In 12 NCSSs, however, the relationship between threats and CIs was rather generic, based on the assertion these CIs are typically an attractive target for such threats.
The most frequent association between threats and attacks against CIs was reported to cyber terrorism. The relation was based on the desire for media repercussions that terrorist groups seek and the fact that they could gain publicity through a cyber attack against a CI with kinetic effects.
Furthermore, there was an overt association to cyber attacks by nation-states against CIs. For example, Spain’s NCSS cites “that there is evidence that State actors have offensive capabilities to attack CIs,” and the UK’s NCSS mentions the detection of “attacks carried out by states or sponsored by them.”
The evidence presented supports the idea of CIP as a transnational initiative or a positive agenda for Nation-States.
There is a growing collective perception that cyber threats are especially interested in CIs. This could support an ambitious cooperation point: creating trust-building mechanisms to limit the development of cyber weapons specifically aimed at CIs. The proposal would be analogous to control of chemical weapons, which are quite consensual in the international community.

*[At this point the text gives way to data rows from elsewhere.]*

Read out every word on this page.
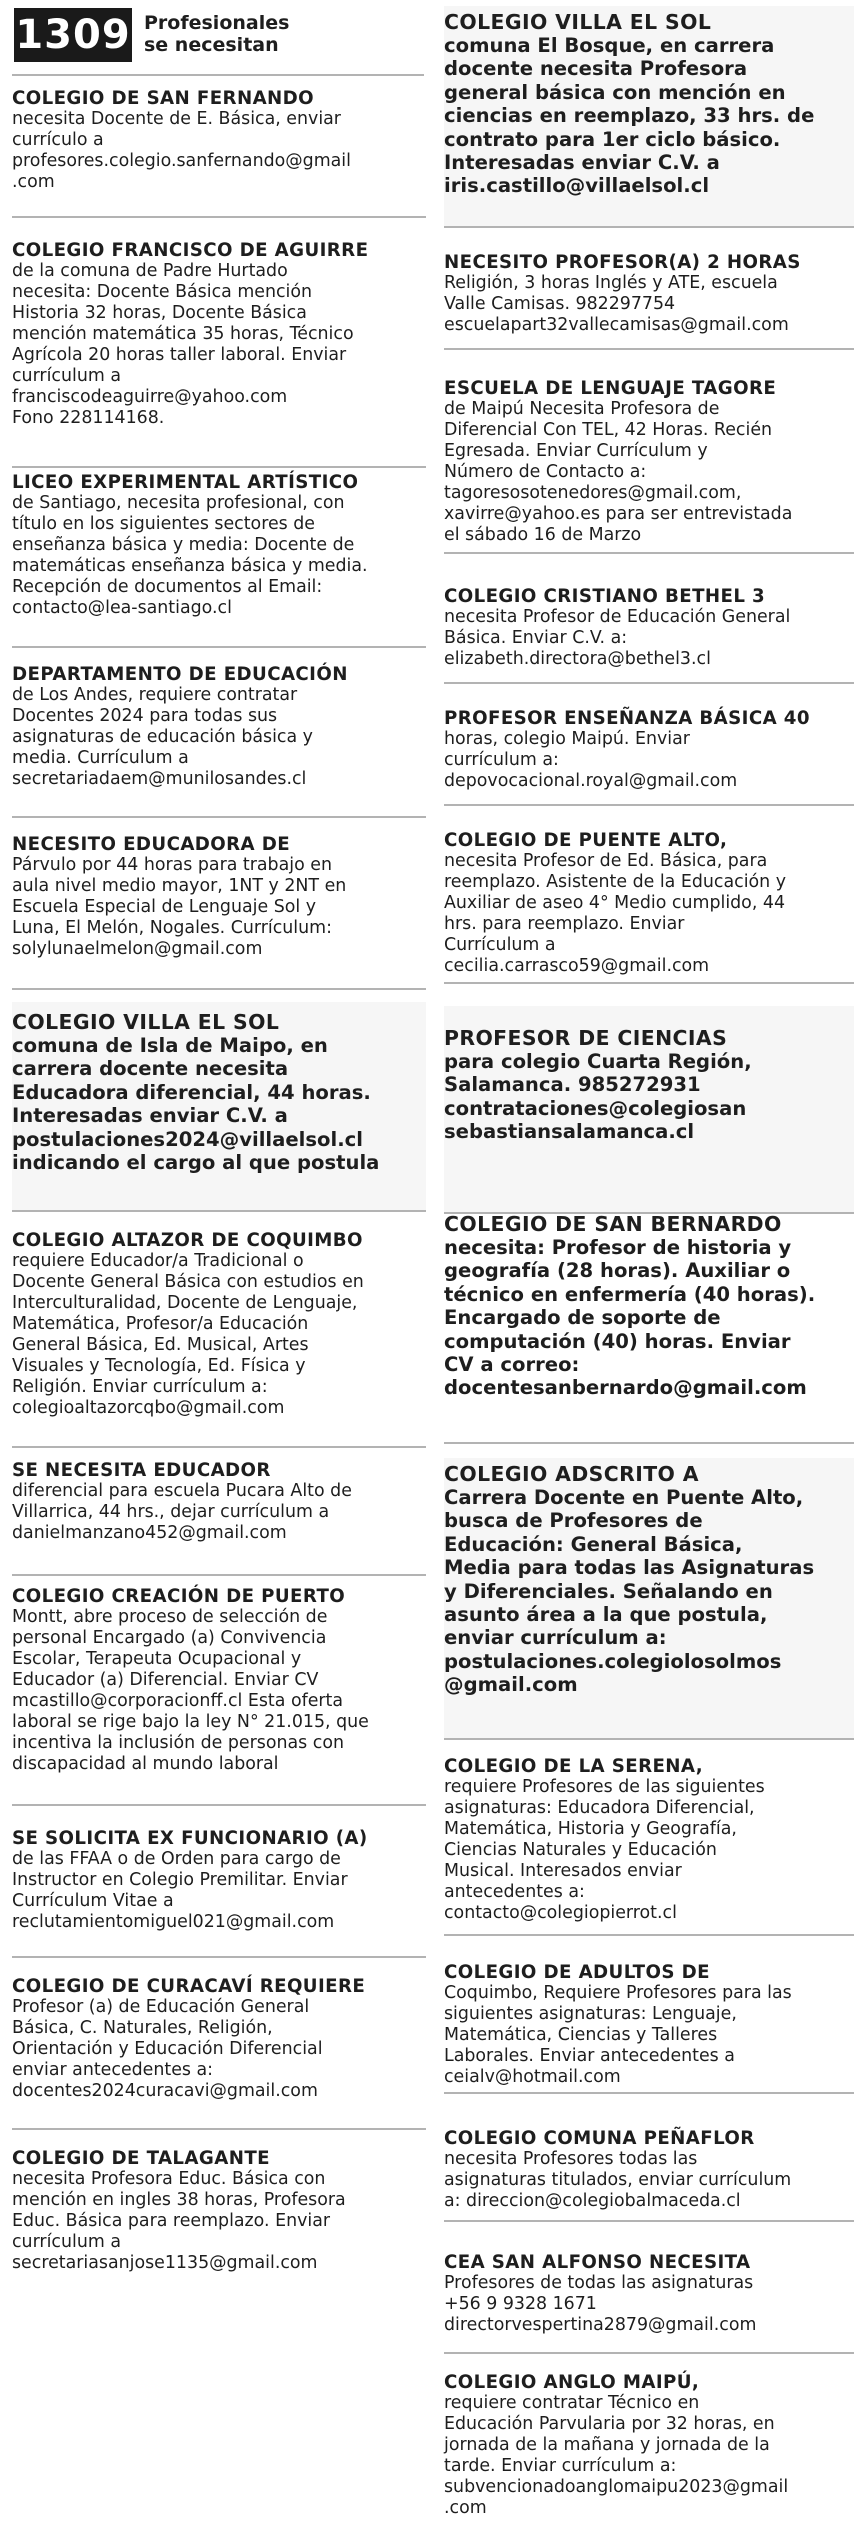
1309 Profesionales
se necesitan

COLEGIO DE SAN FERNANDO

necesita Docente de E. Básica, enviar
currículo a
profesores.colegio.sanfernando@gmail
.com

COLEGIO FRANCISCO DE AGUIRRE

de la comuna de Padre Hurtado
necesita: Docente Básica mención
Historia 32 horas, Docente Básica
mención matemática 35 horas, Técnico
Agrícola 20 horas taller laboral. Enviar
currículum a
franciscodeaguirre@yahoo.com
Fono 228114168.

LICEO EXPERIMENTAL ARTÍSTICO

de Santiago, necesita profesional, con
título en los siguientes sectores de
enseñanza básica y media: Docente de
matemáticas enseñanza básica y media.
Recepción de documentos al Email:
contacto@lea-santiago.cl

DEPARTAMENTO DE EDUCACIÓN

de Los Andes, requiere contratar
Docentes 2024 para todas sus
asignaturas de educación básica y
media. Currículum a
secretariadaem@munilosandes.cl

NECESITO EDUCADORA DE

Párvulo por 44 horas para trabajo en
aula nivel medio mayor, 1NT y 2NT en
Escuela Especial de Lenguaje Sol y
Luna, El Melón, Nogales. Currículum:
solylunaelmelon@gmail.com

COLEGIO VILLA EL SOL

comuna de Isla de Maipo, en
carrera docente necesita
Educadora diferencial, 44 horas.
Interesadas enviar C.V. a
postulaciones2024@villaelsol.cl
indicando el cargo al que postula

COLEGIO ALTAZOR DE COQUIMBO

requiere Educador/a Tradicional o
Docente General Básica con estudios en
Interculturalidad, Docente de Lenguaje,
Matemática, Profesor/a Educación
General Básica, Ed. Musical, Artes
Visuales y Tecnología, Ed. Física y
Religión. Enviar currículum a:
colegioaltazorcqbo@gmail.com

SE NECESITA EDUCADOR

diferencial para escuela Pucara Alto de
Villarrica, 44 hrs., dejar currículum a
danielmanzano452@gmail.com

COLEGIO CREACIÓN DE PUERTO

Montt, abre proceso de selección de
personal Encargado (a) Convivencia
Escolar, Terapeuta Ocupacional y
Educador (a) Diferencial. Enviar CV
mcastillo@corporacionff.cl Esta oferta
laboral se rige bajo la ley N° 21.015, que
incentiva la inclusión de personas con
discapacidad al mundo laboral

SE SOLICITA EX FUNCIONARIO (A)

de las FFAA o de Orden para cargo de
Instructor en Colegio Premilitar. Enviar
Currículum Vitae a
reclutamientomiguel021@gmail.com

COLEGIO DE CURACAVÍ REQUIERE

Profesor (a) de Educación General
Básica, C. Naturales, Religión,
Orientación y Educación Diferencial
enviar antecedentes a:
docentes2024curacavi@gmail.com

COLEGIO DE TALAGANTE

necesita Profesora Educ. Básica con
mención en ingles 38 horas, Profesora
Educ. Básica para reemplazo. Enviar
currículum a
secretariasanjose1135@gmail.com

COLEGIO VILLA EL SOL

comuna El Bosque, en carrera
docente necesita Profesora
general básica con mención en
ciencias en reemplazo, 33 hrs. de
contrato para 1er ciclo básico.
Interesadas enviar C.V. a
iris.castillo@villaelsol.cl

NECESITO PROFESOR(A) 2 HORAS

Religión, 3 horas Inglés y ATE, escuela
Valle Camisas. 982297754
escuelapart32vallecamisas@gmail.com

ESCUELA DE LENGUAJE TAGORE

de Maipú Necesita Profesora de
Diferencial Con TEL, 42 Horas. Recién
Egresada. Enviar Currículum y
Número de Contacto a:
tagoresosotenedores@gmail.com,
xavirre@yahoo.es para ser entrevistada
el sábado 16 de Marzo

COLEGIO CRISTIANO BETHEL 3

necesita Profesor de Educación General
Básica. Enviar C.V. a:
elizabeth.directora@bethel3.cl

PROFESOR ENSEÑANZA BÁSICA 40

horas, colegio Maipú. Enviar
currículum a:
depovocacional.royal@gmail.com

COLEGIO DE PUENTE ALTO,

necesita Profesor de Ed. Básica, para
reemplazo. Asistente de la Educación y
Auxiliar de aseo 4° Medio cumplido, 44
hrs. para reemplazo. Enviar
Currículum a
cecilia.carrasco59@gmail.com

PROFESOR DE CIENCIAS

para colegio Cuarta Región,
Salamanca. 985272931
contrataciones@colegiosan
sebastiansalamanca.cl

COLEGIO DE SAN BERNARDO

necesita: Profesor de historia y
geografía (28 horas). Auxiliar o
técnico en enfermería (40 horas).
Encargado de soporte de
computación (40) horas. Enviar
CV a correo:
docentesanbernardo@gmail.com

COLEGIO ADSCRITO A

Carrera Docente en Puente Alto,
busca de Profesores de
Educación: General Básica,
Media para todas las Asignaturas
y Diferenciales. Señalando en
asunto área a la que postula,
enviar currículum a:
postulaciones.colegiolosolmos
@gmail.com

COLEGIO DE LA SERENA,

requiere Profesores de las siguientes
asignaturas: Educadora Diferencial,
Matemática, Historia y Geografía,
Ciencias Naturales y Educación
Musical. Interesados enviar
antecedentes a:
contacto@colegiopierrot.cl

COLEGIO DE ADULTOS DE

Coquimbo, Requiere Profesores para las
siguientes asignaturas: Lenguaje,
Matemática, Ciencias y Talleres
Laborales. Enviar antecedentes a
ceialv@hotmail.com

COLEGIO COMUNA PEÑAFLOR

necesita Profesores todas las
asignaturas titulados, enviar currículum
a: direccion@colegiobalmaceda.cl

CEA SAN ALFONSO NECESITA

Profesores de todas las asignaturas
+56 9 9328 1671
directorvespertina2879@gmail.com

COLEGIO ANGLO MAIPÚ,

requiere contratar Técnico en
Educación Parvularia por 32 horas, en
jornada de la mañana y jornada de la
tarde. Enviar currículum a:
subvencionadoanglomaipu2023@gmail
.com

It is essential to notice that offensive cyber artifacts built to attack CIs demand expertise since protocols applicable to a programmable logic controller (PLC) are not (yet) commonly available. Because of this, they are historically the objective of state actors (i.e., CrashOverride, Dragonfly, Industroyer, and Stuxnet).
Based on the shared understanding of what constitutes a CI and the concern that they are the object of cyber threats, it is feasible to propose measures for creating mechanisms among the countries to regulate the use of cyberweapons with this particular intent.
Following the Stuxnet case (2011), new malware samples were discovered (dubbed Duqu, Flame, and Gauss). They closely resembled Stuxnet, but the last two were not attributed to the same threat actor. That illustrates that, once the campaign is in motion, it is impossible to guarantee that other actors will not use part of its code for new attacks against different targets.
An additional argument to limit the use of cyberweapons against CIs can be derived from the Principle of Necessity, Distinction, and Proportionality from International Humanitarian Law (IHL), which demands that acts of war be directed strictly against combatants and military objectives of the enemy to avoid unnecessary or excessive damage to civilians.
Since a country’s CIs, in general, serve simultaneously civilian and military purposes, an attack against traffic transfer hubs or against power plants, for instance, could be considered a disproportionate attack on civilians.
Finally, the UN GGE 2015 Report stressed that States should not damage or impair the use and operation of critical infrastructure to provide services to the public. This norm should be interpreted in light of the NCSSs broad consensus, where several CIs are nominated and what consequences are not accepted by nation-states.
In conclusion, CIs should be considered as a potential convergence point to cyberspace. It is a concern that several countries explicitly addressed in their NCSSs. Further, they share a common perception of what constitutes a CI and what kind of consequences should be avoided.